For here was his name, a long splendid flow of syllables in the Speech, wild and courageous in its own way—and it said that he had not always been so hostile; that he got tired sometimes of being wicked, but his pride and his fear of being ridiculed would never let him stop. Never, forever, said the symbol at the very end of his name, the closed circle that binds spells into an unbreakable cycle and indicates lives bound the same way.
Kit was still reading. Nita turned her head in that nova moonlight and looked over her shoulder at the one who watched. His face was set, furious and bitter, but yes, weary too. He knew he was about to be cast out again, frustrated again, and he knew that because of what he had bound himself into being, he would never know fulfillment of any kind. Nita looked back down to the reading, feeling sorry even for him, opened her mouth and along with Kit began to say his name—
Don’t be afraid to make corrections!
Whether the voice came from her memory or was a last whisper from the blinding new star far above, Nita never knew. But she knew what to do. While Kit was still on the first part of the name she pulled out her pen, her space pen that Fred had saved and changed, and clicked it open.

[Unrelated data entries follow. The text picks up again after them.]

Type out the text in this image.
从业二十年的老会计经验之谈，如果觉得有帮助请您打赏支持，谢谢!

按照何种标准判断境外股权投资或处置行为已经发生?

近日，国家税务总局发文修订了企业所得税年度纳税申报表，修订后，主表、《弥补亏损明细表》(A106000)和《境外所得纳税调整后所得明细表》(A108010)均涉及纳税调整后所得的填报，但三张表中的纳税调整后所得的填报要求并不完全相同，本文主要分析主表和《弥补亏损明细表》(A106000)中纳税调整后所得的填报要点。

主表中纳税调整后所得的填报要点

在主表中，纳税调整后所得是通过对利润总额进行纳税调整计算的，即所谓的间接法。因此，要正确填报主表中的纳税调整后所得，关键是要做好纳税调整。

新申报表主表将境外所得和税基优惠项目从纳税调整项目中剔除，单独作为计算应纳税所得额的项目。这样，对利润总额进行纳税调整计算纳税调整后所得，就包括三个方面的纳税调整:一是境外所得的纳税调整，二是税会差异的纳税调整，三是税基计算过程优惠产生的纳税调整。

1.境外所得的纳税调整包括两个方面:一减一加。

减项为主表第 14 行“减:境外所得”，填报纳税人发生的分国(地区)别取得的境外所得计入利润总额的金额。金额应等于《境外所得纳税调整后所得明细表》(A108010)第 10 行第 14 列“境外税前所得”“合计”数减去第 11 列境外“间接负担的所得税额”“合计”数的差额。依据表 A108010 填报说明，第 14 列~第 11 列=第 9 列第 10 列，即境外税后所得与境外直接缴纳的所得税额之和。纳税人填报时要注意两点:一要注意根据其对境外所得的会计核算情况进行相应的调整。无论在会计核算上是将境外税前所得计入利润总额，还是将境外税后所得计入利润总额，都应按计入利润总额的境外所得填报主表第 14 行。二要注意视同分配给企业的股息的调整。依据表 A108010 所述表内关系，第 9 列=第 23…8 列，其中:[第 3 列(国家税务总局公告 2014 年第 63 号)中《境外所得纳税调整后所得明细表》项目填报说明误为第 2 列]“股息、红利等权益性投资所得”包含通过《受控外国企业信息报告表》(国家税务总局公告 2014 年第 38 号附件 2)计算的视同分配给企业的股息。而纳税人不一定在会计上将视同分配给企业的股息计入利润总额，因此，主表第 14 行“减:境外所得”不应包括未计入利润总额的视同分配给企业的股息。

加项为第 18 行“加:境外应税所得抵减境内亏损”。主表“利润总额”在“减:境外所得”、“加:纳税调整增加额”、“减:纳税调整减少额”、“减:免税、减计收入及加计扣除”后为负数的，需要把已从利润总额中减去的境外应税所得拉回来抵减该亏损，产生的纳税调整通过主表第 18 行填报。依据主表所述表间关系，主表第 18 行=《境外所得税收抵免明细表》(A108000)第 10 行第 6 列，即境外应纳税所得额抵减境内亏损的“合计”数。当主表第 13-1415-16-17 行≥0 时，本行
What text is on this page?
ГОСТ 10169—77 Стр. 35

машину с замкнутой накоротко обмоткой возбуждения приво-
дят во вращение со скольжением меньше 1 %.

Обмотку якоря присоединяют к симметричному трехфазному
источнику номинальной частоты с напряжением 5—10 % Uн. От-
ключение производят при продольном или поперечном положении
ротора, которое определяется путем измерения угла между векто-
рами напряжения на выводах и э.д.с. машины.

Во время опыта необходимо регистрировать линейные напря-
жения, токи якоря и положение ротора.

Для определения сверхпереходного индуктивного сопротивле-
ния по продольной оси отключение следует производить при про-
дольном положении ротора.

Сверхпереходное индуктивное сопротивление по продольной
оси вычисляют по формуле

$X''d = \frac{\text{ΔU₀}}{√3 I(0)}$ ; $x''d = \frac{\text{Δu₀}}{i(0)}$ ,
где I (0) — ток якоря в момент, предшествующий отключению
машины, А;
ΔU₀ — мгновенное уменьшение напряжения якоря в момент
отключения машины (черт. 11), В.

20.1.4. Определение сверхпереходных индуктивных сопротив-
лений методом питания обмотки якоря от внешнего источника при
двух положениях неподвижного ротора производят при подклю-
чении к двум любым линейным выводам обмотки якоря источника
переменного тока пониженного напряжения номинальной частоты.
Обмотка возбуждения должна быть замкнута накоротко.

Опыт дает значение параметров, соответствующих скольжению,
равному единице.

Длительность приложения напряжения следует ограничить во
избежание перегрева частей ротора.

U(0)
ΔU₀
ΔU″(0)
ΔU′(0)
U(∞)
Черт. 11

The metal still tingled against her skin, the ink at the point still glittered oddly—the same glitter as the ink with which the bright Book was written. Nita bent quickly over the Book and, with the pen, in lines of light, drew from that final circle an arrow pointing upward, the way out, the symbol that said change could happen—if, only if—and together they finished the Starsnuffer’s name in the Speech, said the new last syllable, made it real.
And the wind died.
‘In Life’s name, and for Life’s sake, I say that I will use the Art for nothing but the service of that Life. I will guard growth and ease pain. I will fight to preserve what grows and lives well in its own way; and I will change no object or creature unless its growth and life, or that of the system of which it is part, are threatened. To these ends, in the practice of my Art, I will put aside fear for courage, and death for life, when it is right to do so—till Universe’s end.’